No sitters were available on my shift but I believe they found one during the day shift following mine. Most of our sitters are fabulous....interact appropriately with the patient, escort them to the bathroom or ambulate them, and take their vitals so the NA doesn't have to (they are all trained NAs). They usually make the patient feel cared for...and sit quietly in the corner reading or using computers when the patient sleeps or prefers no interaction. However, wiht no sitters available sitting for safety was ultimately my responsibility. Can I say, I work with the best nurses because all my other meds were passed for me and even a dressing was changed and PCA discontinued on a post-surgical patient. I suspect they were just so relieved that they didn't have my patient but they still didn't have to volunteer to do so much for me. :)

Specializes in Psychiatry, Community, Nurse Manager, hospice.
I don't know any facilities that provide sitters anymore, order or not.

Wow, I am surprised. We have sitters in all the hospitals in my area.

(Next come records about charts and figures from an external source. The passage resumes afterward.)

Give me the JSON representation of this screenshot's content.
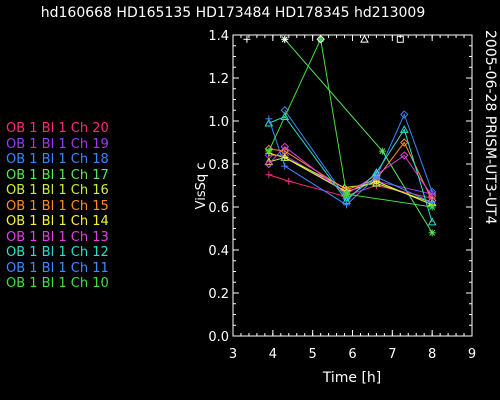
{
  "chart_data": {
    "type": "scatter",
    "title": "hd160668 HD165135 HD173484 HD178345 hd213009",
    "xlabel": "Time [h]",
    "ylabel": "VisSq c",
    "side_label": "2005-06-28 PRISM-UT3-UT4",
    "xlim": [
      3,
      9
    ],
    "ylim": [
      0,
      1.4
    ],
    "xticks": [
      "3",
      "4",
      "5",
      "6",
      "7",
      "8",
      "9"
    ],
    "yticks": [
      "0.0",
      "0.2",
      "0.4",
      "0.6",
      "0.8",
      "1.0",
      "1.2",
      "1.4"
    ],
    "grid": false,
    "legend_position": "left",
    "legend": [
      {
        "label": "OB 1 Bl 1 Ch 20",
        "color": "#ff2a78"
      },
      {
        "label": "OB 1 Bl 1 Ch 19",
        "color": "#9a3cf0"
      },
      {
        "label": "OB 1 Bl 1 Ch 18",
        "color": "#3a86ff"
      },
      {
        "label": "OB 1 Bl 1 Ch 17",
        "color": "#5ce65c"
      },
      {
        "label": "OB 1 Bl 1 Ch 16",
        "color": "#c8f03c"
      },
      {
        "label": "OB 1 Bl 1 Ch 15",
        "color": "#ff8c2a"
      },
      {
        "label": "OB 1 Bl 1 Ch 14",
        "color": "#f5f532"
      },
      {
        "label": "OB 1 Bl 1 Ch 13",
        "color": "#e040e0"
      },
      {
        "label": "OB 1 Bl 1 Ch 12",
        "color": "#2ae0c8"
      },
      {
        "label": "OB 1 Bl 1 Ch 11",
        "color": "#3c8cff"
      },
      {
        "label": "OB 1 Bl 1 Ch 10",
        "color": "#40e040"
      }
    ],
    "top_markers": [
      {
        "x": 3.35,
        "y": 1.38,
        "symbol": "+",
        "color": "#ffffff"
      },
      {
        "x": 4.3,
        "y": 1.38,
        "symbol": "*",
        "color": "#ffffff"
      },
      {
        "x": 5.2,
        "y": 1.38,
        "symbol": "diamond",
        "color": "#ffffff"
      },
      {
        "x": 6.3,
        "y": 1.38,
        "symbol": "triangle",
        "color": "#ffffff"
      },
      {
        "x": 7.2,
        "y": 1.38,
        "symbol": "square",
        "color": "#ffffff"
      }
    ],
    "series": [
      {
        "color": "#ff2a78",
        "symbol": "+",
        "x": [
          3.9,
          4.4,
          5.8,
          6.6,
          8.0
        ],
        "y": [
          0.75,
          0.72,
          0.65,
          0.7,
          0.64
        ]
      },
      {
        "color": "#9a3cf0",
        "symbol": "diamond",
        "x": [
          3.9,
          4.3,
          5.85,
          6.6,
          8.0
        ],
        "y": [
          0.84,
          0.84,
          0.67,
          0.72,
          0.66
        ]
      },
      {
        "color": "#3a86ff",
        "symbol": "diamond",
        "x": [
          4.3,
          5.85,
          6.6,
          7.3,
          8.0
        ],
        "y": [
          1.05,
          0.64,
          0.74,
          1.03,
          0.67
        ]
      },
      {
        "color": "#5ce65c",
        "symbol": "*",
        "x": [
          4.3,
          6.75,
          8.0
        ],
        "y": [
          1.38,
          0.86,
          0.48
        ]
      },
      {
        "color": "#c8f03c",
        "symbol": "triangle",
        "x": [
          3.9,
          4.3,
          5.8,
          6.6,
          8.0
        ],
        "y": [
          0.81,
          0.83,
          0.69,
          0.71,
          0.62
        ]
      },
      {
        "color": "#ff8c2a",
        "symbol": "diamond",
        "x": [
          3.9,
          4.3,
          5.85,
          6.6,
          7.3,
          8.0
        ],
        "y": [
          0.87,
          0.86,
          0.68,
          0.73,
          0.9,
          0.63
        ]
      },
      {
        "color": "#f5f532",
        "symbol": "+",
        "x": [
          3.9,
          4.3,
          5.85,
          6.6,
          8.0
        ],
        "y": [
          0.85,
          0.83,
          0.67,
          0.72,
          0.61
        ]
      },
      {
        "color": "#e040e0",
        "symbol": "diamond",
        "x": [
          3.9,
          4.3,
          5.85,
          6.6,
          7.3,
          8.0
        ],
        "y": [
          0.8,
          0.88,
          0.66,
          0.75,
          0.84,
          0.65
        ]
      },
      {
        "color": "#2ae0c8",
        "symbol": "triangle",
        "x": [
          3.9,
          4.3,
          5.85,
          6.6,
          7.3,
          8.0
        ],
        "y": [
          0.99,
          1.02,
          0.63,
          0.76,
          0.96,
          0.53
        ]
      },
      {
        "color": "#3c8cff",
        "symbol": "+",
        "x": [
          3.9,
          4.3,
          5.85,
          6.6,
          8.0
        ],
        "y": [
          1.01,
          0.79,
          0.61,
          0.74,
          0.62
        ]
      },
      {
        "color": "#40e040",
        "symbol": "*",
        "x": [
          3.9,
          5.2,
          5.85,
          8.0
        ],
        "y": [
          0.86,
          1.38,
          0.66,
          0.6
        ]
      }
    ]
  }
}
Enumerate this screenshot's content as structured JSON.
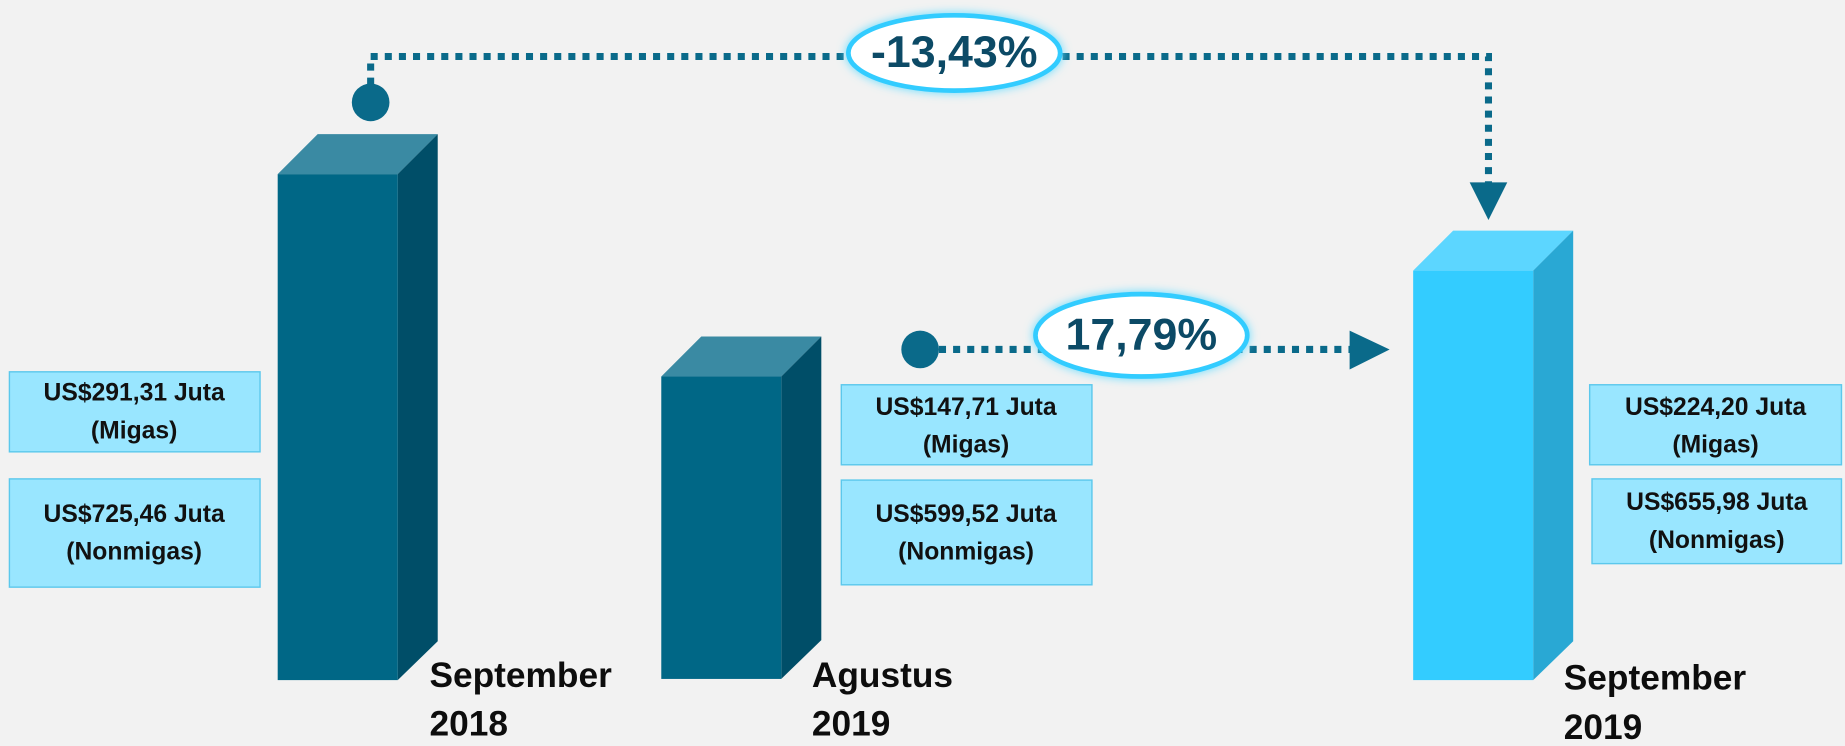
{
  "periods": [
    {
      "label": [
        "September",
        "2018"
      ],
      "migas": [
        "US$291,31 Juta",
        "(Migas)"
      ],
      "nonmigas": [
        "US$725,46 Juta",
        "(Nonmigas)"
      ]
    },
    {
      "label": [
        "Agustus",
        "2019"
      ],
      "migas": [
        "US$147,71 Juta",
        "(Migas)"
      ],
      "nonmigas": [
        "US$599,52 Juta",
        "(Nonmigas)"
      ]
    },
    {
      "label": [
        "September",
        "2019"
      ],
      "migas": [
        "US$224,20 Juta",
        "(Migas)"
      ],
      "nonmigas": [
        "US$655,98 Juta",
        "(Nonmigas)"
      ]
    }
  ],
  "changes": [
    "-13,43%",
    "17,79%"
  ]
}
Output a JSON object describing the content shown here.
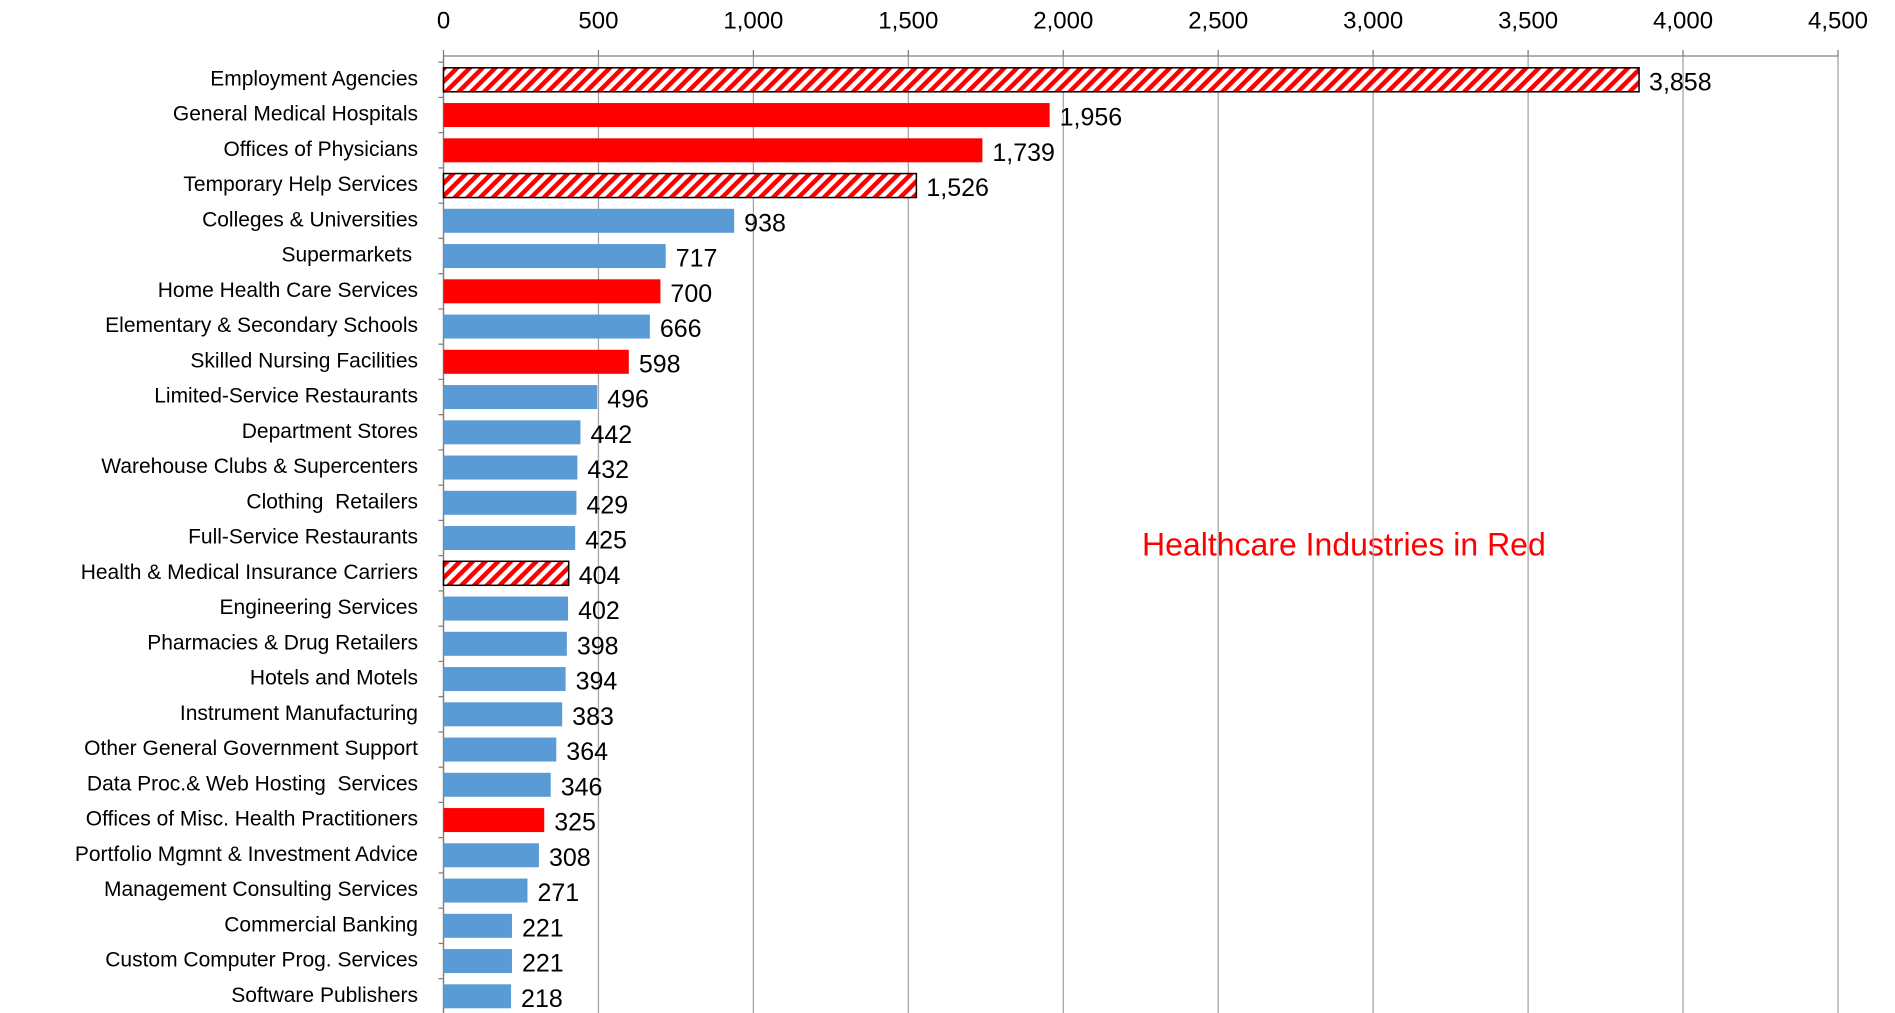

Your city must have lots of money. PSAP?

Sorry just saw this. PSAP=Public Safety Answering Point. Just another way of saying 911 call center. I'm in the DFW area at an agency that dispatches for 4 suburbs, 2 are somewhat affluent the other 2 are more middle class suburbs.

Specializes in Critical Care.
We can use sitters for extreme fall risks, non-compliant fluid restriction patients, IV/PICC/Oxygen pullers, etc. However, more often than not, we don't have any sitters available, so we have to pull an aide off the floor to go sit instead.

I worked with a nurse who believed they had the right to enforce doctor's fluid restriction, they lost their license and were facing jail time for felony abuse charges. What is it that you're having sitters do with "non-compliant fluid restriction patients"?

I had a patient once that kept doing this. He did it three or four times (he was there bc he fell after overdosing on heroin). Well the fifth time he called to report harassment (we wouldn't let him blast music at 1am, wouldn't give prn dilauded more frequently than ordered etc.). Police showed up to figure out what was going on and why he kept calling. Turns out, he had four warrants out for his arrest, one for violent offense, and they arrested him and took him to jail upon discharge.

Specializes in Cardio-Pulmonary; Med-Surg; Private Duty.
I worked with a nurse who believed they had the right to enforce doctor's fluid restriction, they lost their license and were facing jail time for felony abuse charges. What is it that you're having sitters do with "non-compliant fluid restriction patients"?
Patient is beyond non-compliant in multiple areas of his care (not just the fluid restriction) and has a behavioral contract. Sitters make sure he doesn't take his empty cups and refill them in the sink, toilet, or shower.
Specializes in CCU/ICU, CVICU, CTICU, CSU.

Sounds like they are healthy enough to be discharged! Our hospital has zero tolerance policy of threats by patients.